2009 FIBA U16 European Championship

Tournament details
- Host country: Lithuania
- Dates: 6–16 August 2009
- Teams: 16 (from 1 federation)
- Venue(s): 3 (in 1 host city)

Final positions
- Champions: Spain (2nd title)

Tournament statistics
- MVP: Tauras Jogėla

Official website
- Official web

= 2009 FIBA Europe Under-16 Championship =

The 2009 FIBA Europe Under-16 Championship was the 23rd edition of the FIBA Europe Under-16 Championship. The city of Kaunas, in Lithuania, hosted the tournament. Spain won their second title.

==Group stages==

===Preliminary round===
In this round, the sixteen teams were allocated in four groups of four teams each. The top three will qualify for the Qualifying Round. The last team of each group will play for the 13th–16th place in the Classification Games.

|  | Team advances to Qualifying Round |
|  | Team will compete in Classification Round |

Times given below are in CEST (UTC+2).

====Group A====

| Team | Pld | W | L | PF | PA | PD | Pts | Tiebreaker |
|---|---|---|---|---|---|---|---|---|
| Turkey | 3 | 3 | 0 | 236 | 194 | +42 | 6 |  |
| Italy | 3 | 1 | 2 | 223 | 213 | +10 | 4 | 1–1 |
| Montenegro | 3 | 1 | 2 | 210 | 229 | −19 | 4 | 1–1 |
| Israel | 3 | 1 | 2 | 216 | 249 | −33 | 4 | 1–1 |

----

----

====Group B====

| Team | Pld | W | L | PF | PA | PD | Pts | Tiebreaker |
|---|---|---|---|---|---|---|---|---|
| Russia | 3 | 3 | 0 | 249 | 193 | +56 | 6 |  |
| Poland | 3 | 2 | 1 | 214 | 226 | −12 | 5 |  |
| Lithuania | 3 | 1 | 2 | 212 | 218 | −6 | 4 |  |
| Greece | 3 | 0 | 3 | 192 | 230 | −38 | 3 |  |

----

----

====Group C====

| Team | Pld | W | L | PF | PA | PD | Pts | Tiebreaker |
|---|---|---|---|---|---|---|---|---|
| Spain | 3 | 3 | 0 | 223 | 164 | +59 | 6 |  |
| Croatia | 3 | 2 | 1 | 211 | 174 | +37 | 5 |  |
| Germany | 3 | 1 | 2 | 155 | 220 | −65 | 4 |  |
| Czech Republic | 3 | 0 | 3 | 192 | 233 | −41 | 3 |  |

----

----

====Group D====

| Team | Pld | W | L | PF | PA | PD | Pts | Tiebreaker |
|---|---|---|---|---|---|---|---|---|
| France | 3 | 3 | 0 | 258 | 190 | +68 | 6 |  |
| Latvia | 3 | 2 | 1 | 241 | 225 | +17 | 5 |  |
| Serbia | 3 | 1 | 2 | 231 | 233 | −2 | 4 |  |
| Ukraine | 3 | 0 | 3 | 161 | 243 | −82 | 3 |  |

----

----

===Qualifying round===
The twelve teams remaining will be allocated in two groups of six teams each. The four top teams will advance to the quarterfinals. The last two teams of each group will play for the 9th–12th place.

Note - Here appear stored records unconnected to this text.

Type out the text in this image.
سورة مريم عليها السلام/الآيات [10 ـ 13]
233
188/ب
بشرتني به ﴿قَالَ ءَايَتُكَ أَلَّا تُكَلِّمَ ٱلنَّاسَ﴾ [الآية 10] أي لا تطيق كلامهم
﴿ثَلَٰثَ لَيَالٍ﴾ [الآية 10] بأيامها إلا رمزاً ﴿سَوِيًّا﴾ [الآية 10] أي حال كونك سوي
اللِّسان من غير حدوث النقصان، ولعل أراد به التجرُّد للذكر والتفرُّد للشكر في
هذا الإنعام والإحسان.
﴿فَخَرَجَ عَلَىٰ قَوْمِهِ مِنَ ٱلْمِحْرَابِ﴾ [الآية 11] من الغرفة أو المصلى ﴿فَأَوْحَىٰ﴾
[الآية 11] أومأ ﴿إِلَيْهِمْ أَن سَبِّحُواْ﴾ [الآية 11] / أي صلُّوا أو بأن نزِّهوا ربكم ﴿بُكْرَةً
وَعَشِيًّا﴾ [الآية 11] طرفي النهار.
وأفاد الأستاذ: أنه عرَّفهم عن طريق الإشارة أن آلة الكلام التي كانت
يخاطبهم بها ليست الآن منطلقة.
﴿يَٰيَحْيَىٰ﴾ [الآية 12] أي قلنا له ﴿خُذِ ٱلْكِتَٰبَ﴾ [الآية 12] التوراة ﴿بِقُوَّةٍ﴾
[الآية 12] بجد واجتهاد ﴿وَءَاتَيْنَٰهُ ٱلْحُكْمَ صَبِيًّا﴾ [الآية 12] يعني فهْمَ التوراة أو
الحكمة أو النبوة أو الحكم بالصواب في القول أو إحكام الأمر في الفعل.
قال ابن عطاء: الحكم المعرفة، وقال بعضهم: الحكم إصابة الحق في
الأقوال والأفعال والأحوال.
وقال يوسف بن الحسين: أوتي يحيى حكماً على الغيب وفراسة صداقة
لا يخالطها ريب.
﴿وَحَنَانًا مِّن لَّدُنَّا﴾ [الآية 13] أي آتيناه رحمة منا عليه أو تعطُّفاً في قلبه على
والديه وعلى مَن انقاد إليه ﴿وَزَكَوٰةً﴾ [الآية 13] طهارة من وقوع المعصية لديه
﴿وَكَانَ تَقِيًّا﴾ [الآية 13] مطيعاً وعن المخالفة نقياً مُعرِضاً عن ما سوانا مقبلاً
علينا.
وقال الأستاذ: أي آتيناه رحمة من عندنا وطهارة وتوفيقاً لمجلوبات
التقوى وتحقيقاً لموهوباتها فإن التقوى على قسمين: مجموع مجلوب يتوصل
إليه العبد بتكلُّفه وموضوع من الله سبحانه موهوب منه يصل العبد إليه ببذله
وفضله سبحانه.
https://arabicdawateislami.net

|  | Team advances to Quarterfinals |
|  | Team will compete in 9th–12th playoffs |

====Group E====

| Team | Pld | W | L | PF | PA | PD | Pts | Tiebreaker |
|---|---|---|---|---|---|---|---|---|
| Russia | 5 | 4 | 1 | 423 | 339 | +84 | 9 |  |
| Poland | 5 | 3 | 2 | 339 | 346 | −7 | 8 | 1–0 |
| Turkey | 5 | 3 | 2 | 329 | 326 | +3 | 8 | 0–1 |
| Lithuania | 5 | 2 | 3 | 344 | 330 | +14 | 7 | 1–0 |
| Montenegro | 5 | 2 | 3 | 340 | 387 | −47 | 7 | 0–1 |
| Italy | 5 | 1 | 4 | 321 | 368 | −47 | 6 |  |

----

----

====Group F====

| Team | Pld | W | L | PF | PA | PD | Pts | Tiebreaker |
|---|---|---|---|---|---|---|---|---|
| France | 5 | 5 | 0 | 371 | 315 | +56 | 10 |  |
| Spain | 5 | 3 | 2 | 359 | 347 | +12 | 8 |  |
| Croatia | 5 | 2 | 3 | 350 | 307 | +43 | 7 | 1–1 |
| Serbia | 5 | 2 | 3 | 408 | 395 | +13 | 7 | 1–1 |
| Latvia | 5 | 2 | 3 | 365 | 376 | −11 | 7 | 1–1 |
| Germany | 5 | 1 | 4 | 256 | 369 | −113 | 6 |  |

----

----

===Classification round===
The last teams of each group in the preliminary round will compete in this Classification Round. The four teams will play in one group. The last two teams will be relegated to Division B for the next season.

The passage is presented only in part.